Greifswald. Auch in diesem Jahr macht die Vogelgrippe keine Sommerpause. Erneut trifft es vor allem Seevogelkolonien - allerdings sind dieses Mal andere Arten besonders betroffen. Das könnte unterschiedliche Gründe haben.
Die Vogelgrippe wütet auch in diesem Sommer wieder in Seevogelkolonien - zuletzt vor allem bei Möwen. Ein derzeit in Europa grassierender Erreger sei besonders an Möwenvögel angepasst, erklärte das für Tiergesundheit zuständige Friedrich-Loeffler-Instituts (FLI) auf der Insel Riems bei Greifswald. Dieser Genotyp sei im Mai des vergangenen Jahres an der französischen Atlantikküste entstanden und habe sich von dort über ganz Europa verbreitet. Besonders Lachmöwen traf es den Angaben zufolge zuletzt.
Bedingt durch den Vogelzug grassierte die Vogelgrippe hierzulande lange Zeit vor allem in der kalten Jahreszeit. 2021 gab es erstmals auch den Sommer über Fälle vor allem im nördlichen Europa. 2022 war es dann zu einer regelrechten Sommerwelle gekommen. Experten gehen davon aus, dass sich der Erreger mittlerweile ganzjährig in europäischen Wildvogelpopulationen hält.
Zudem hat das Virus eine nie dagewesene weltweite Verbreitung erreicht. Im Mai gab es laut FLI beispielsweise erstmals Nachweise bei Wildvögeln in Brasilien - dem größten Hähnchenfleisch-Exporteur weltweit. Bisher gebe es aber keine bekannten Fälle bei Geflügel. Das Land habe einen Notfallplan aktiviert.
Für Deutschland schätzt das FLI das Risiko von Einträgen in Geflügelhaltungen durch Wildvögel weiter als hoch ein. Lachmöwen seien nicht an Küsten gebunden, sondern kämen beispielsweise auch in Baden-Württemberg, Bayern und östlichen Bundesländern vor. Dennoch habe es zuletzt weniger Fälle in deutschen Haltungen gegeben. Offenbar wirkten Sicherheitsmaßnahmen, hieß es von den Experten.
In europäischen Seevogelbrutkolonien spiele sich ein ähnlich umfangreiches Massensterben wie im vergangenen Sommer ab, so das FLI. Jedoch seien mit Lachmöwen und Trottellummen dieses Mal andere Arten besonders betroffen. Im vergangenen Jahr traf es vor allem Basstölpel, Kormorane, Seeschwalben und andere Möwen als Lachmöwen. Die Experten vermuten, dass einige Arten inzwischen teilweise Immunität aufgebaut haben. Von den Seeschwalben und Basstölpeln seien allerdings ohnehin durch die Vogelgrippe-Verluste teilweise weniger als die Hälfte der Tiere der letzten Jahre in die Kolonien zurückgekehrt.

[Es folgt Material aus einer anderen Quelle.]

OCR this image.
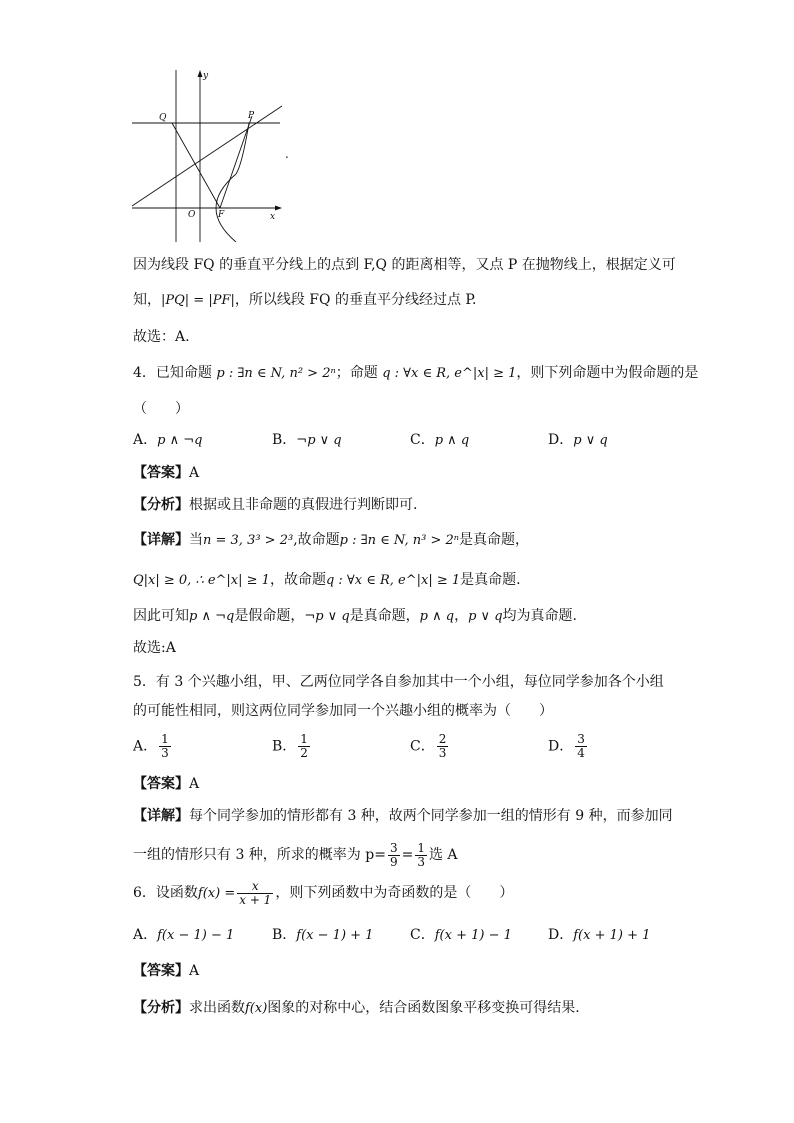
y
x
Q	P
O	F
.
因为线段 FQ 的垂直平分线上的点到 F,Q 的距离相等，又点 P 在抛物线上，根据定义可
知，|PQ| = |PF|，所以线段 FQ 的垂直平分线经过点 P.
故选：A.
4．已知命题 p : ∃n ∈ N, n² > 2ⁿ；命题 q : ∀x ∈ R, e^|x| ≥ 1，则下列命题中为假命题的是
（　　）
A．p ∧ ¬q	B．¬p ∨ q	C．p ∧ q	D．p ∨ q
【答案】A
【分析】根据或且非命题的真假进行判断即可.
【详解】当n = 3, 3³ > 2³,故命题p : ∃n ∈ N, n³ > 2ⁿ是真命题，
Q|x| ≥ 0, ∴ e^|x| ≥ 1，故命题q : ∀x ∈ R, e^|x| ≥ 1是真命题.
因此可知p ∧ ¬q是假命题，¬p ∨ q是真命题，p ∧ q，p ∨ q均为真命题.
故选:A
5．有 3 个兴趣小组，甲、乙两位同学各自参加其中一个小组，每位同学参加各个小组
的可能性相同，则这两位同学参加同一个兴趣小组的概率为（　　）
A． $\frac{1}{3}$	B． $\frac{1}{2}$	C． $\frac{2}{3}$	D． $\frac{3}{4}$
【答案】A
【详解】每个同学参加的情形都有 3 种，故两个同学参加一组的情形有 9 种，而参加同
一组的情形只有 3 种，所求的概率为 $p= \frac{3}{9} = \frac{1}{3}$ 选 A
6．设函数$f(x) = \frac{x}{x + 1}$ ，则下列函数中为奇函数的是（　　）
A．f(x − 1) − 1	B．f(x − 1) + 1	C．f(x + 1) − 1	D．f(x + 1) + 1
【答案】A
【分析】求出函数f(x)图象的对称中心，结合函数图象平移变换可得结果.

Auch Säugetiere haben sich in den zurückliegenden Monaten wiederholt infiziert. Für Mai habe etwa Uruguay 16 tote südamerikanische Nasenbären gemeldet, die positiv getestet wurden. In Chile habe es Nachweise bei Delfinen und einer Schweinswal-Art gegeben. Auch in anderen Regionen der Welt seien Säugetiere betroffen - in Nordamerika etwa Robben, Seehunde, Bären und Pumas und in Deutschland vor allem Füchse. Experten gehen davon aus, dass sich die Tiere durch das Fressen infizierter Vögel anstecken.
Infektionen beim Menschen sind laut FLI im Fall des derzeit dominierenden Erregers sehr selten und verlaufen in der Regel harmlos. Die EU-Gesundheitsbehörde ECDC schätze das Risiko eines Überspringens des Erregers auf den Menschen durch Anpassung - eine sogenannte Zoonose - aktuell als gering ein, heißt es im aktuellen FLI-Bericht.